Le 05/04/2022, la division d’opposition rend la présente
DÉCISION:
1. L’opposition no B 3 136 474 est accueillie pour tous les produits contestés.
2. La demande de marque de l’Union européenne no 18 235 877 est rejetée dans son intégralité.
3. La demanderesse supporte les frais, fixés à 620 EUR.
MOTIFS
Le 11/12/2020, l’opposante a formé une opposition contre tous les produits visés par la demande de marque de l’Union européenne no 18 235 877 «Komali» (marque verbale). L’opposition est fondée, entre autres, sur l’enregistrement de la marque de
l’Union européenne no 12 440 129. L’opposante a invoqué l’article 8, paragraphe 1, point b) du RMUE.
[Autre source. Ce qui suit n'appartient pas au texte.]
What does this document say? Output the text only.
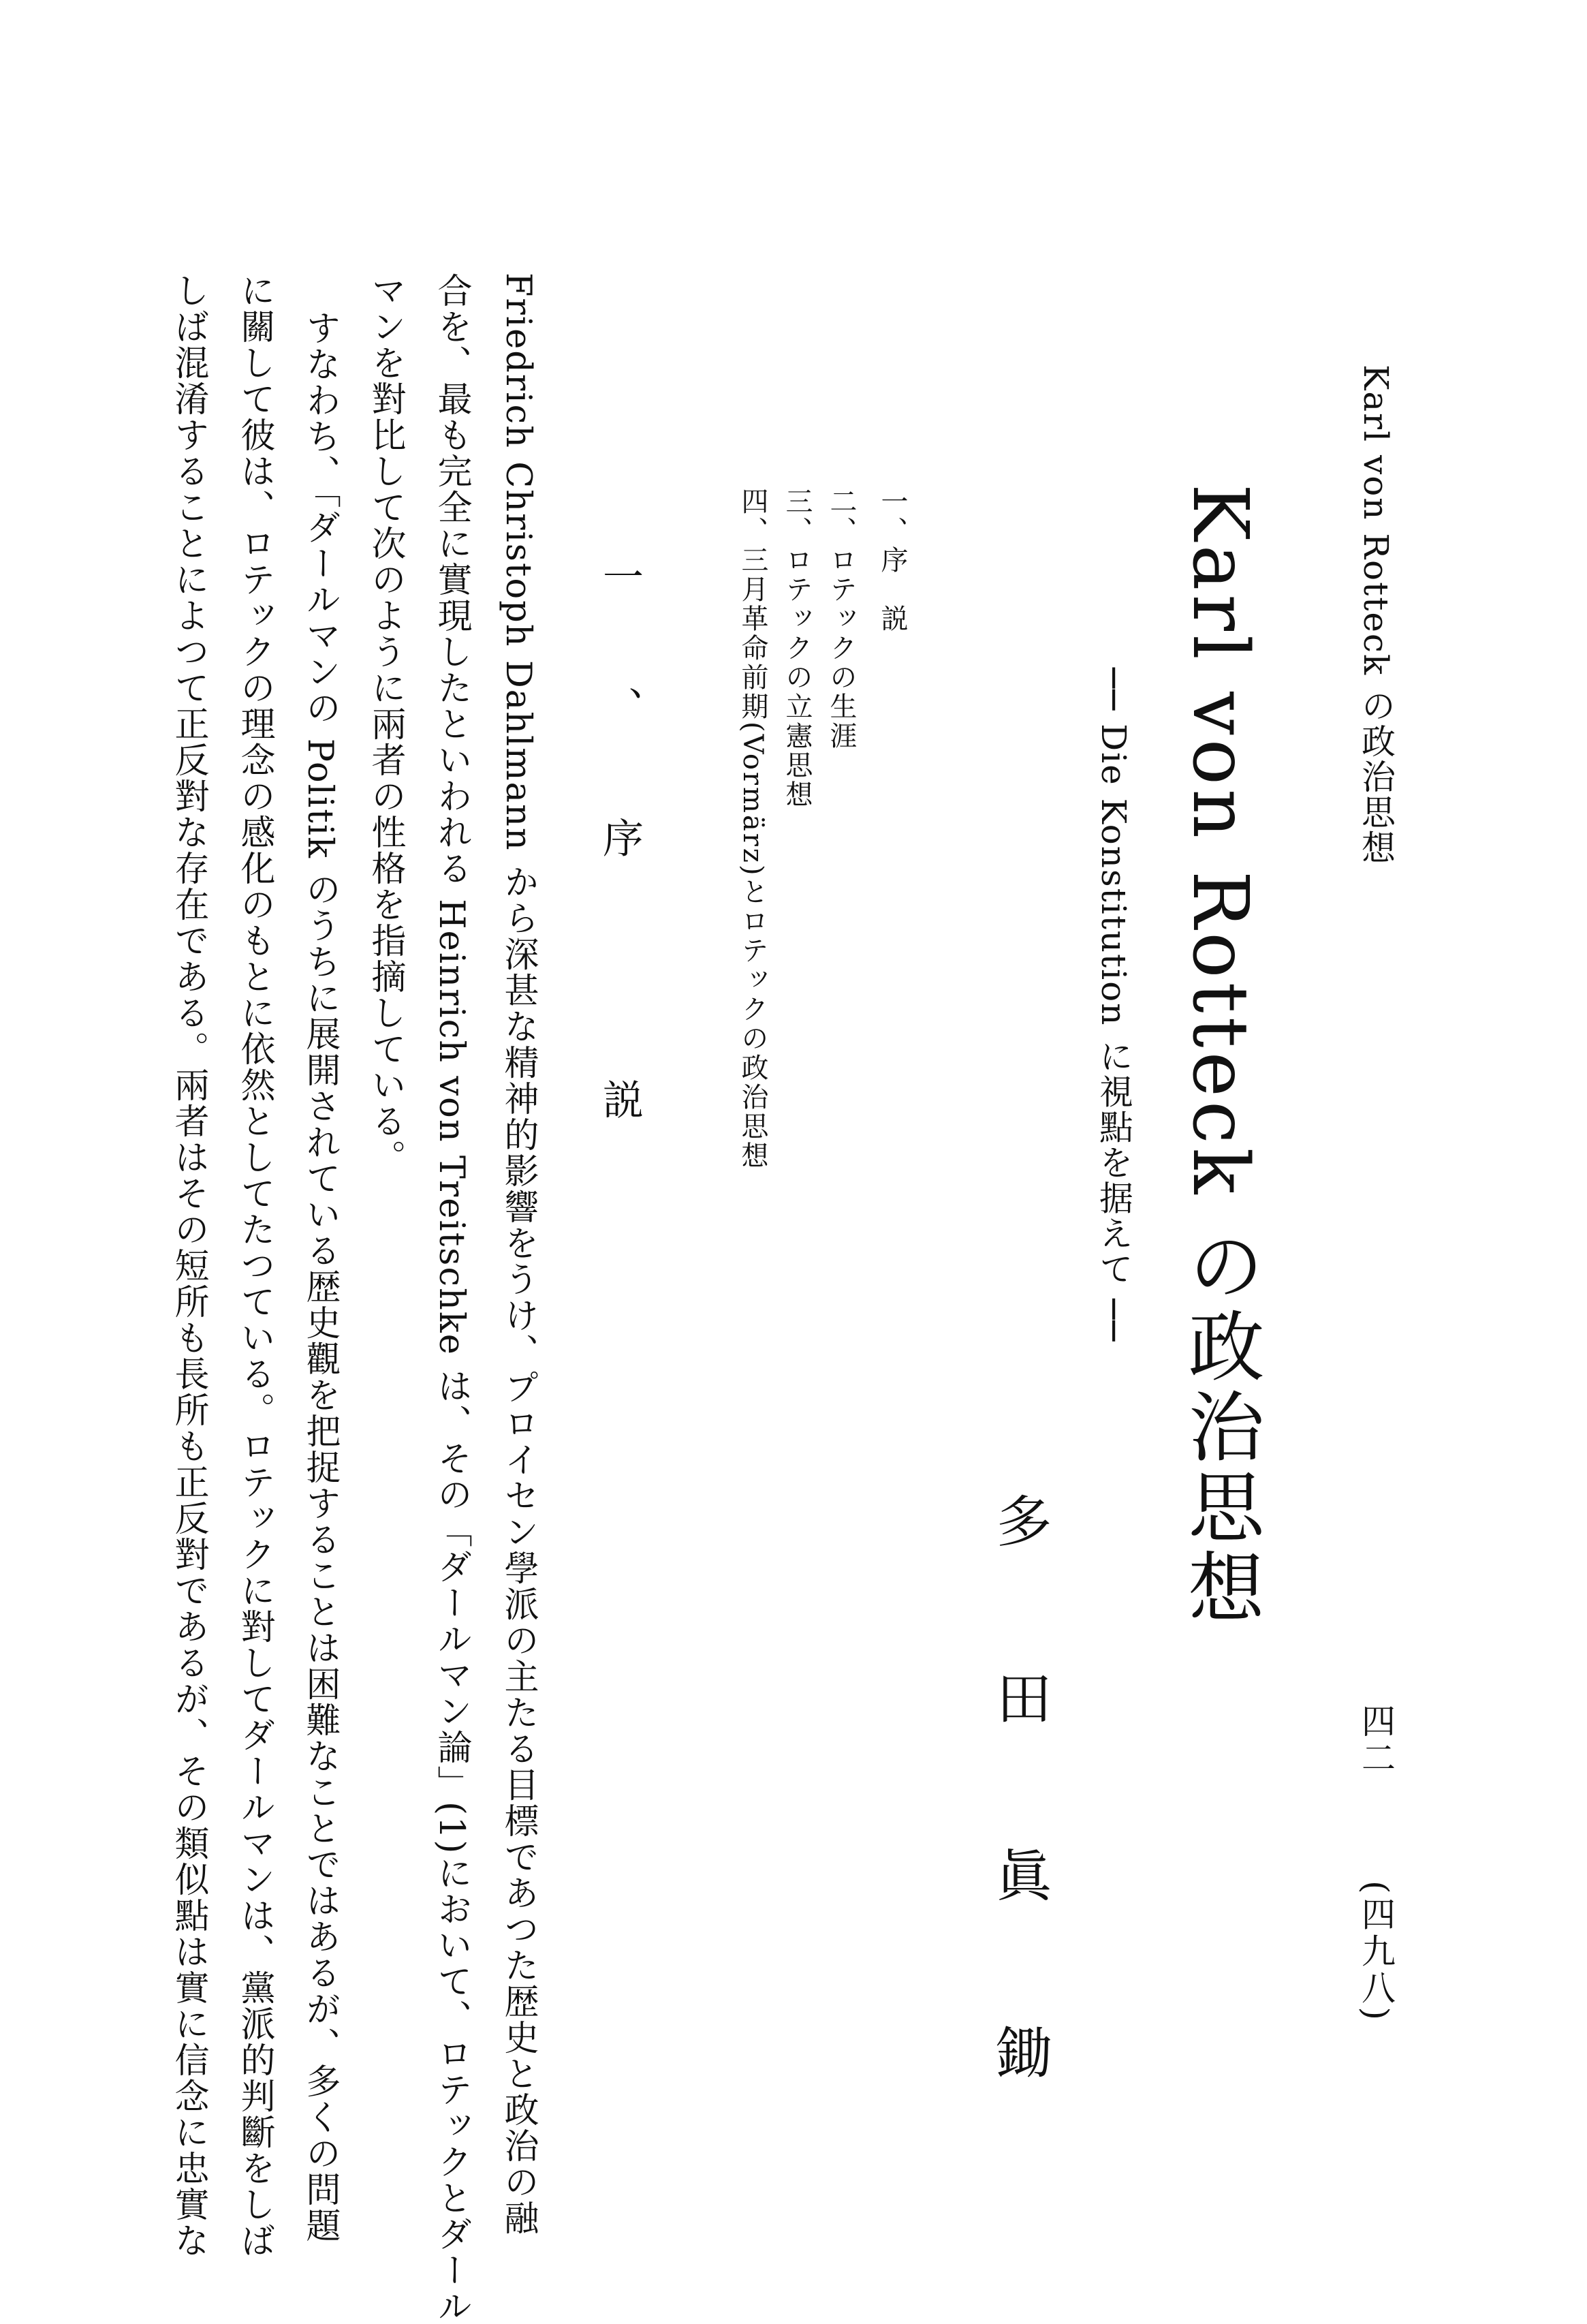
Karl von Rotteck の政治思想
四二
(四九八)
Karl von Rotteck の政治思想
── Die Konstitution に視點を据えて ──
多田眞鋤
一、序　説
二、ロテックの生涯
三、ロテックの立憲思想
四、三月革命前期(Vormärz)とロテックの政治思想
一、序　説
Friedrich Christoph Dahlmann から深甚な精神的影響をうけ、プロイセン學派の主たる目標であつた歴史と政治の融
合を、最も完全に實現したといわれる Heinrich von Treitschke は、その「ダールマン論」(1)において、ロテックとダール
マンを對比して次のように兩者の性格を指摘している。
すなわち、「ダールマンの Politik のうちに展開されている歴史觀を把捉することは困難なことではあるが、多くの問題
に關して彼は、ロテックの理念の感化のもとに依然としてたつている。ロテックに對してダールマンは、黨派的判斷をしば
しば混淆することによつて正反對な存在である。兩者はその短所も長所も正反對であるが、その類似點は實に信念に忠實な
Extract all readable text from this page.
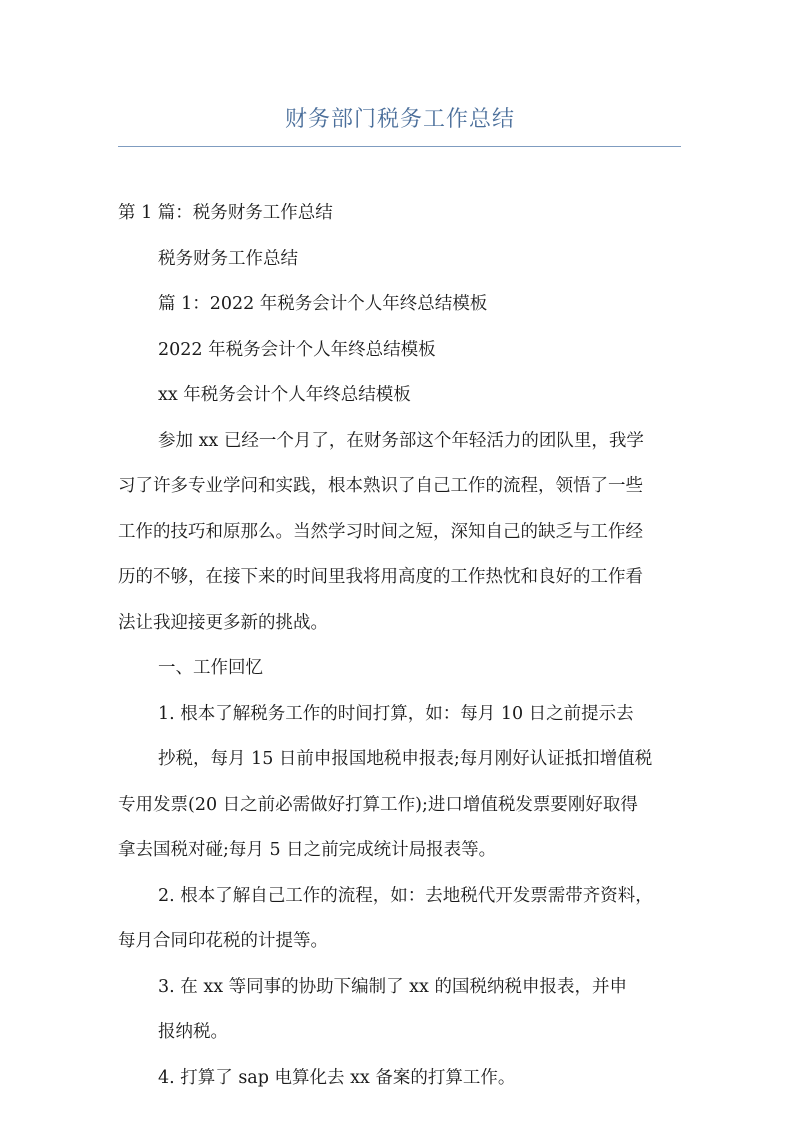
财务部门税务工作总结
第 1 篇：税务财务工作总结
税务财务工作总结
篇 1：2022 年税务会计个人年终总结模板
2022 年税务会计个人年终总结模板
xx 年税务会计个人年终总结模板
参加 xx 已经一个月了，在财务部这个年轻活力的团队里，我学
习了许多专业学问和实践，根本熟识了自己工作的流程，领悟了一些
工作的技巧和原那么。当然学习时间之短，深知自己的缺乏与工作经
历的不够，在接下来的时间里我将用高度的工作热忱和良好的工作看
法让我迎接更多新的挑战。
一、工作回忆
1. 根本了解税务工作的时间打算，如：每月 10 日之前提示去
抄税，每月 15 日前申报国地税申报表;每月刚好认证抵扣增值税
专用发票(20 日之前必需做好打算工作);进口增值税发票要刚好取得
拿去国税对碰;每月 5 日之前完成统计局报表等。
2. 根本了解自己工作的流程，如：去地税代开发票需带齐资料，
每月合同印花税的计提等。
3. 在 xx 等同事的协助下编制了 xx 的国税纳税申报表，并申
报纳税。
4. 打算了 sap 电算化去 xx 备案的打算工作。
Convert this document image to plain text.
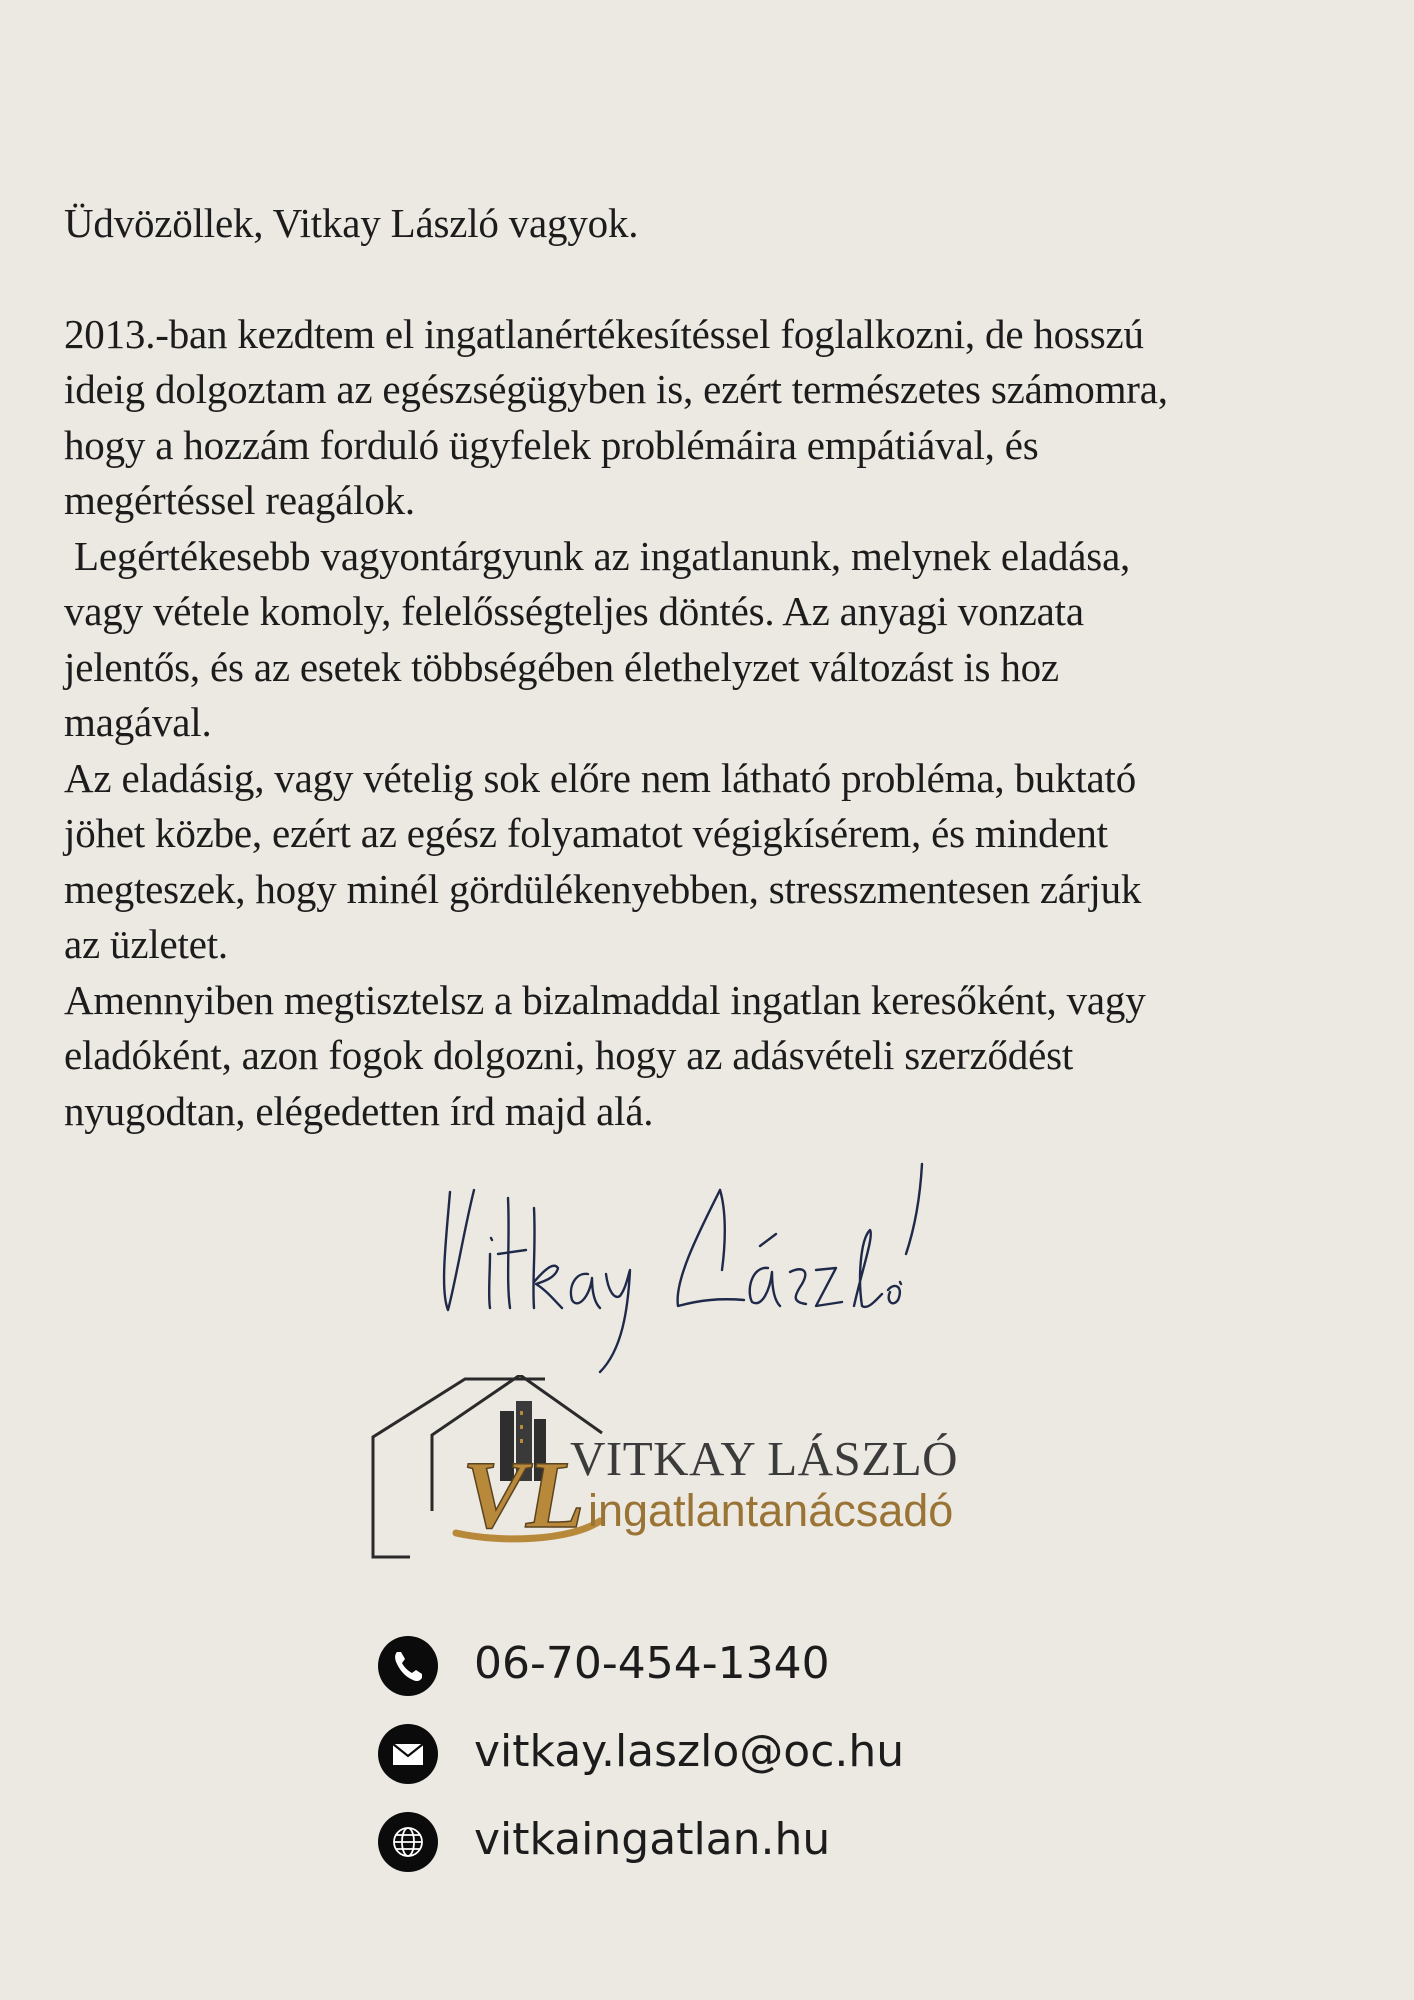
Üdvözöllek, Vitkay László vagyok.

2013.-ban kezdtem el ingatlanértékesítéssel foglalkozni, de hosszú

ideig dolgoztam az egészségügyben is, ezért természetes számomra,

hogy a hozzám forduló ügyfelek problémáira empátiával, és

megértéssel reagálok.

Legértékesebb vagyontárgyunk az ingatlanunk, melynek eladása,

vagy vétele komoly, felelősségteljes döntés. Az anyagi vonzata

jelentős, és az esetek többségében élethelyzet változást is hoz

magával.

Az eladásig, vagy vételig sok előre nem látható probléma, buktató

jöhet közbe, ezért az egész folyamatot végigkísérem, és mindent

megteszek, hogy minél gördülékenyebben, stresszmentesen zárjuk

az üzletet.

Amennyiben megtisztelsz a bizalmaddal ingatlan keresőként, vagy

eladóként, azon fogok dolgozni, hogy az adásvételi szerződést

nyugodtan, elégedetten írd majd alá.

VL
VITKAY LÁSZLÓ
ingatlantanácsadó
06-70-454-1340
vitkay.laszlo@oc.hu
vitkaingatlan.hu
Risque de confusion — article 8, paragraphe 1, point b), du RMUE
Constitue un risque de confusion le risque que le public puisse croire que les produits ou les services en cause, dans l’hypothèse où ils portent les marques en question, proviennent de la même entreprise ou, le cas échéant, d’entreprises liées économiquement. L’existence d’un risque de confusion dépend de l’appréciation, lors d’une évaluation globale, de plusieurs facteurs interdépendants. Ces facteurs incluent la similitude des signes, la similitude des produits et services, le caractère distinctif de la marque antérieure, les éléments distinctifs et dominants des signes en conflit et le public pertinent.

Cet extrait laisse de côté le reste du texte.